A lot of you have asked me for information about the class I am taking at Berklee. It is called Reharmonization Techniques and that is what it is about: tons of different reharmonization strategies.
Every week, there is a big project that is due on Sunday that involves working on a song or a few songs. However, at other points in the week, there are little assignments and I thought I would share the one I did today.
Here is a PDF that contains 16 bars from a song: Masquerade Is Over
Notice that basic chords are provided (the bottom line of chords over each line) and it is my job to reharmonize the song (the top line of chords for each line are mine).
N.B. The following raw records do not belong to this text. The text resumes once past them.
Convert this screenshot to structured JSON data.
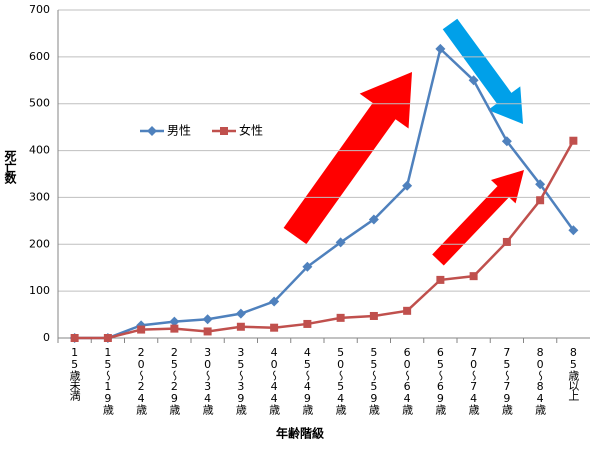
{
  "chart_data": {
    "type": "line",
    "categories": [
      "15歳未満",
      "15〜19歳",
      "20〜24歳",
      "25〜29歳",
      "30〜34歳",
      "35〜39歳",
      "40〜44歳",
      "45〜49歳",
      "50〜54歳",
      "55〜59歳",
      "60〜64歳",
      "65〜69歳",
      "70〜74歳",
      "75〜79歳",
      "80〜84歳",
      "85歳以上"
    ],
    "series": [
      {
        "name": "男性",
        "color": "#4f81bd",
        "values": [
          0,
          0,
          27,
          35,
          40,
          52,
          78,
          152,
          204,
          253,
          325,
          617,
          550,
          420,
          328,
          230
        ]
      },
      {
        "name": "女性",
        "color": "#c0504d",
        "values": [
          0,
          0,
          18,
          20,
          14,
          24,
          22,
          30,
          43,
          47,
          58,
          124,
          132,
          205,
          294,
          421
        ]
      }
    ],
    "ylabel": "死亡数",
    "xlabel": "年齢階級",
    "ylim": [
      0,
      700
    ],
    "yticks": [
      0,
      100,
      200,
      300,
      400,
      500,
      600,
      700
    ],
    "grid": true
  }
}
I said that the original chords are basic but compared to church music, you will note that they are already quite sophisticated. For sure, you don’t see any triads and you barely see any I, IV or V chords at all. The reharmonization process takes them even further into left field.
There are a number of different strategies that I am using here. In Berklee terminology, there are structured conversions (changing the nature of chords without changing the root), diminished chord conversion, delayed cadences, substitution by function, approach chords, and the axis system. Every choice is deliberate of course though not everyone is going to like all the choices I made.
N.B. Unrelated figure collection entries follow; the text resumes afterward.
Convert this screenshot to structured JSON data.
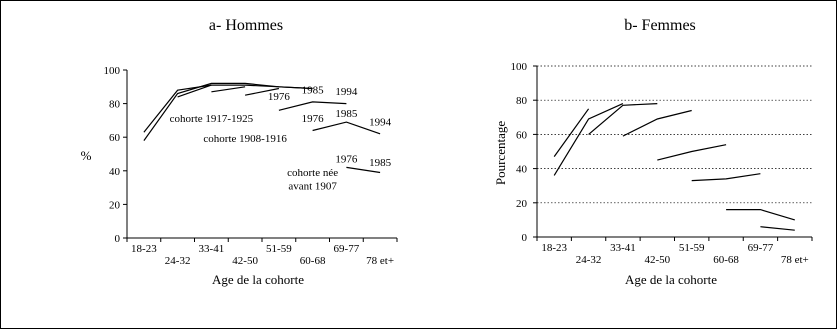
{
  "chart_data": [
    {
      "type": "line",
      "title": "a- Hommes",
      "xlabel": "Age de la cohorte",
      "ylabel": "%",
      "categories": [
        "18-23",
        "24-32",
        "33-41",
        "42-50",
        "51-59",
        "60-68",
        "69-77",
        "78 et+"
      ],
      "yticks": [
        0,
        20,
        40,
        60,
        80,
        100
      ],
      "ylim": [
        0,
        100
      ],
      "grid": false,
      "series": [
        {
          "values": [
            63,
            88,
            91,
            91,
            90,
            89,
            null,
            null
          ]
        },
        {
          "values": [
            58,
            86,
            92,
            92,
            90,
            89,
            null,
            null
          ]
        },
        {
          "values": [
            null,
            84,
            91,
            null,
            null,
            null,
            null,
            null
          ]
        },
        {
          "values": [
            null,
            null,
            87,
            90,
            null,
            null,
            null,
            null
          ]
        },
        {
          "values": [
            null,
            null,
            null,
            85,
            89,
            null,
            null,
            null
          ]
        },
        {
          "values": [
            null,
            null,
            null,
            null,
            76,
            81,
            80,
            null
          ]
        },
        {
          "values": [
            null,
            null,
            null,
            null,
            null,
            64,
            69,
            62
          ]
        },
        {
          "values": [
            null,
            null,
            null,
            null,
            null,
            null,
            42,
            39
          ]
        }
      ],
      "annotations": [
        {
          "text": "1976",
          "x": "51-59",
          "y": 82
        },
        {
          "text": "1985",
          "x": "60-68",
          "y": 86
        },
        {
          "text": "1994",
          "x": "69-77",
          "y": 85
        },
        {
          "text": "cohorte 1917-1925",
          "x": "33-41",
          "y": 69
        },
        {
          "text": "1976",
          "x": "60-68",
          "y": 69
        },
        {
          "text": "1985",
          "x": "69-77",
          "y": 72
        },
        {
          "text": "1994",
          "x": "78 et+",
          "y": 67
        },
        {
          "text": "cohorte 1908-1916",
          "x": "42-50",
          "y": 57
        },
        {
          "text": "1976",
          "x": "69-77",
          "y": 45
        },
        {
          "text": "1985",
          "x": "78 et+",
          "y": 43
        },
        {
          "text": "cohorte née",
          "x": "60-68",
          "y": 37
        },
        {
          "text": "avant 1907",
          "x": "60-68",
          "y": 29
        }
      ]
    },
    {
      "type": "line",
      "title": "b- Femmes",
      "xlabel": "Age de la cohorte",
      "ylabel": "Pourcentage",
      "categories": [
        "18-23",
        "24-32",
        "33-41",
        "42-50",
        "51-59",
        "60-68",
        "69-77",
        "78 et+"
      ],
      "yticks": [
        0,
        20,
        40,
        60,
        80,
        100
      ],
      "ylim": [
        0,
        100
      ],
      "grid": "dotted horizontal",
      "series": [
        {
          "values": [
            47,
            75,
            null,
            null,
            null,
            null,
            null,
            null
          ]
        },
        {
          "values": [
            36,
            69,
            78,
            null,
            null,
            null,
            null,
            null
          ]
        },
        {
          "values": [
            null,
            60,
            77,
            78,
            null,
            null,
            null,
            null
          ]
        },
        {
          "values": [
            null,
            null,
            59,
            69,
            74,
            null,
            null,
            null
          ]
        },
        {
          "values": [
            null,
            null,
            null,
            45,
            50,
            54,
            null,
            null
          ]
        },
        {
          "values": [
            null,
            null,
            null,
            null,
            33,
            34,
            37,
            null
          ]
        },
        {
          "values": [
            null,
            null,
            null,
            null,
            null,
            16,
            16,
            10
          ]
        },
        {
          "values": [
            null,
            null,
            null,
            null,
            null,
            null,
            6,
            4
          ]
        }
      ]
    }
  ]
}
Here is a mp3 of me playing these 16 bars with my reharmonization: Masquerade Is Over
Would I make all these choices in the music I usually do? No, I would not. I think that this exercise demonstrates a point I make over and over which is this: you can go too far and play so far over the heads of you audience that you will lose them. You need to find a happy medium where you are stretching an audience but not alienating them.
Here is another quick thought that this exercise demonstrates. When you get into chords of this complexity, it is very hard to say what is right or wrong. It is all about taste. A few hundred years ago, this kind of thing might have gotten a composer into big trouble. Today, the normal ear has been trained to appreciate some of these sounds.
One thing that I believe but I can’t prove is that the way you voice these kinds of chords is more important than the chords themselves. Voicing refers to how you position the notes in the chord on the keyboard. It is critical. Even the way you weight the various notes in the chords makes a huge difference.